Cameroun ces figures politiques tombées en disgrâce à Yaoundé

Cameroun ces figures politiques tombées en disgrâce à Yaoundé
De g. à dr. : Titus Edzoa, Ephraïm Inoni, Jean-Marie Atangana Mebara, Marafa Hamidou Yaya et Edgar Alain Mebe Ngo’o.
série politique camerounaise

Cameroun : la chute des puissants sous le régime de Paul Biya

Depuis 1982, le président Paul Biya a façonné et brisé les carrières de nombreux hommes politiques au Cameroun. Des figures autrefois influentes ont tout perdu en tentant de s’emparer du pouvoir ou simplement en partageant l’ambition présidentielle.

Des carrières politiques sacrifiées par le pouvoir à Yaoundé

Depuis plus de quatre décennies, le Cameroun est dirigé par Paul Biya. Son règne a vu défiler des personnalités politiques qui, après avoir occupé des postes clés, se sont retrouvées reléguées au rang de « déchus de la République ». Ces anciens collaborateurs du régime, autrefois intouchables, ont vu leur destin basculer après des décennies de service.

Parmi eux, certains ont tenté de contester l’autorité présidentielle, d’autres ont été écartés pour avoir simplement servi trop longtemps. Leurs parcours illustrent la fragilité du pouvoir à Yaoundé, où la loyauté n’est pas toujours récompensée.

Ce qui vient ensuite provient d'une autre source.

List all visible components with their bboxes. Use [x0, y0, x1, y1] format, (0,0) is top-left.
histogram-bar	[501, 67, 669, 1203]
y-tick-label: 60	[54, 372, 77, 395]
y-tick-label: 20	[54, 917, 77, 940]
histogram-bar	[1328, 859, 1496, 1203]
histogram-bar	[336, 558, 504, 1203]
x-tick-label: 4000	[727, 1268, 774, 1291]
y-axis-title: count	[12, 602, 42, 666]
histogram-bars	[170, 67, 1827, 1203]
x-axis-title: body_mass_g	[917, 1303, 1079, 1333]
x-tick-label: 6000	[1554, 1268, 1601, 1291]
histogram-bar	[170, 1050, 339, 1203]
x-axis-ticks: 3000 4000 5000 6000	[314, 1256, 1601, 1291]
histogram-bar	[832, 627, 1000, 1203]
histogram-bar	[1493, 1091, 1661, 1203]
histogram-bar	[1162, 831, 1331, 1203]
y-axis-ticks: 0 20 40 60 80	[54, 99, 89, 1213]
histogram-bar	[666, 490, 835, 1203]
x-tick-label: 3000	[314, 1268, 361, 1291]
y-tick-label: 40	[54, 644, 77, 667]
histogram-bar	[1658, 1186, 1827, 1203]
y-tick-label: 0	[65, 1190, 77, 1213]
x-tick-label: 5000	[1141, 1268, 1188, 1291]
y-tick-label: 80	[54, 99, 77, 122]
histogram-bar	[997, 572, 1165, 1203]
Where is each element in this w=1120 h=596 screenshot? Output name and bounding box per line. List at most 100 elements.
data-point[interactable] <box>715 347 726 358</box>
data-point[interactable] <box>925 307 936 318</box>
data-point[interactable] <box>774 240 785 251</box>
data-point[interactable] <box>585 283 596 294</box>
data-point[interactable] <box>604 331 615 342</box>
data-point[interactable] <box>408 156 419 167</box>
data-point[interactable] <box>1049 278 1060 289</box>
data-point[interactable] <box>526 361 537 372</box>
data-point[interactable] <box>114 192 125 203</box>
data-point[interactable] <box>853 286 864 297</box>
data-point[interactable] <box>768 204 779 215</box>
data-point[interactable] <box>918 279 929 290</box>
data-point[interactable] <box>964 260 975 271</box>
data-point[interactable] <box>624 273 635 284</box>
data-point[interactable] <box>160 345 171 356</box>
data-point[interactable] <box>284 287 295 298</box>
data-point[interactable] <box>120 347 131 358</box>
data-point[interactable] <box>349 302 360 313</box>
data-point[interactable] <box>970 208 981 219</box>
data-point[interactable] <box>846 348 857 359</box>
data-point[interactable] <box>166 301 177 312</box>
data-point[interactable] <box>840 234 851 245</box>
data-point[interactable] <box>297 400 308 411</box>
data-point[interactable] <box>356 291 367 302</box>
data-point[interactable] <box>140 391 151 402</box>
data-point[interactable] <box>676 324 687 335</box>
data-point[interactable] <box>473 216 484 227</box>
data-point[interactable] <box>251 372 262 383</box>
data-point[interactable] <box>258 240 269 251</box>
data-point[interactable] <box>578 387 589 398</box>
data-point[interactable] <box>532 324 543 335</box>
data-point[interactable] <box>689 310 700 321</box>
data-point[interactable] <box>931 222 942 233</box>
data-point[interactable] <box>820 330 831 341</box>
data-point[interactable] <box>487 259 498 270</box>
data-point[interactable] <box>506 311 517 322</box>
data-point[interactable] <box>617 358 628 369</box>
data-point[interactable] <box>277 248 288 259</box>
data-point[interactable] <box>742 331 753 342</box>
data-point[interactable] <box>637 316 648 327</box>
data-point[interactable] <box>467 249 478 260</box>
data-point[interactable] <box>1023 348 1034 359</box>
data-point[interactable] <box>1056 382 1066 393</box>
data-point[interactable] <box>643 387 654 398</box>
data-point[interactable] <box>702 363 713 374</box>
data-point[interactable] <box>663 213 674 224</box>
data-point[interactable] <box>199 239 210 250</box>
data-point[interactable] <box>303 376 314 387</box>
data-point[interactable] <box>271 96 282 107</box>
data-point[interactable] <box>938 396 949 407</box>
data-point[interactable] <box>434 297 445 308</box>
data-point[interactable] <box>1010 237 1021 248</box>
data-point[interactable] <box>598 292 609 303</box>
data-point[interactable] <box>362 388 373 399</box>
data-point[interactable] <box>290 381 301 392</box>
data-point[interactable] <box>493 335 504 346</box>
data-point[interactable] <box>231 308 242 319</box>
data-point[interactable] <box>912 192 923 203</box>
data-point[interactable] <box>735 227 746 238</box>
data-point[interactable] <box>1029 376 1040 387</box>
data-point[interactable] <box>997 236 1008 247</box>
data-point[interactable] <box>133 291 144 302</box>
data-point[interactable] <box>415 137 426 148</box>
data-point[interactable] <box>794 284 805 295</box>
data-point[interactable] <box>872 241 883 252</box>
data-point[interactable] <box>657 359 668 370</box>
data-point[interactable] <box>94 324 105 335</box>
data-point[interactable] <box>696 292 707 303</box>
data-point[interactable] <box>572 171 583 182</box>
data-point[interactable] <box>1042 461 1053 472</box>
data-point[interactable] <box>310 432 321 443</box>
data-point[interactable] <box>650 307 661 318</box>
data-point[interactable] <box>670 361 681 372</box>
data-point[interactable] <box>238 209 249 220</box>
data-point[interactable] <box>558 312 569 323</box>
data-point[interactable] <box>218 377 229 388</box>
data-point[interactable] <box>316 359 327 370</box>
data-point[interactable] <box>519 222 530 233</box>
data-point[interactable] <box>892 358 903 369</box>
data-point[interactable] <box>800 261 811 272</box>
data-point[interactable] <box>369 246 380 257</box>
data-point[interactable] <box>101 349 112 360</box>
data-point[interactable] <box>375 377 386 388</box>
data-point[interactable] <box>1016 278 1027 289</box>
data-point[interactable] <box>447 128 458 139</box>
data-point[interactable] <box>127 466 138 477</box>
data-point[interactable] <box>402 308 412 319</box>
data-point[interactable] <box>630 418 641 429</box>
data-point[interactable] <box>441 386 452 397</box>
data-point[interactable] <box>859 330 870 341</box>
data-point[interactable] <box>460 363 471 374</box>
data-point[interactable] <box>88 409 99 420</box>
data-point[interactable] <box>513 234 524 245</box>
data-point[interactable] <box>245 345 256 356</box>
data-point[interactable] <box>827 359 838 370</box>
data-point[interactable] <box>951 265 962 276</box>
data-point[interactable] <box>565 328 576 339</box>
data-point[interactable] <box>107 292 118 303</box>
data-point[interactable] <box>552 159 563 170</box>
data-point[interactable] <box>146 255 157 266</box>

Des destins brisés par l’ambition ou la disgrâce

Le Cameroun a vu s’effondrer les carrières de plusieurs figures emblématiques. Titus Edzoa, ancien secrétaire général de la présidence, a fini derrière les barreaux après une tentative de prise de pouvoir. Ephraïm Inoni, ancien Premier ministre, a connu une chute tout aussi brutale. Jean-Marie Atangana Mebara, Marafa Hamidou Yaya et Edgar Alain Mebe Ngo’o font également partie de cette liste de personnalités dont l’ascension a été suivie d’une chute tout aussi spectaculaire.

Ces destins rappellent que, dans l’ombre du palais d’Etoudi, le pouvoir camerounais ne tolère aucune remise en question. Les ambitions, même légitimes, y sont souvent étouffées avant de pouvoir s’exprimer.

Une leçon de politique camerounaise

L’histoire de ces « déchus » offre un aperçu des réalités du pouvoir au Cameroun. Elle montre à quel point la politique locale peut être impitoyable, où la popularité et les services rendus ne suffisent pas à garantir une carrière longue et stable. La leçon est claire : dans ce système, la survie politique passe avant tout par une loyauté absolue.

Le palais d’Etoudi reste ainsi le théâtre d’une danse sans fin, où certains montent en puissance tandis que d’autres s’effondrent dans l’oubli. Ces parcours contrastés rappellent que, dans ce pays, le pouvoir ne se partage pas – il se conquiert et se conserve par tous les moyens.

Des figures politiques dont les noms résonnent encore

Malgré leur chute, ces personnalités continuent de marquer l’histoire politique camerounaise. Leurs noms, autrefois synonymes d’influence, sont désormais associés à des échecs cuisants. Pourtant, leur parcours reste un sujet de fascination pour ceux qui étudient les rouages du pouvoir à Yaoundé.

Leurs histoires rappellent que, dans ce système, la chute peut être aussi rapide que l’ascension. Elles servent aussi de rappel aux nouveaux venus en politique : le Cameroun n’est pas un pays où l’on peut se permettre de défier le pouvoir en place sans en payer le prix.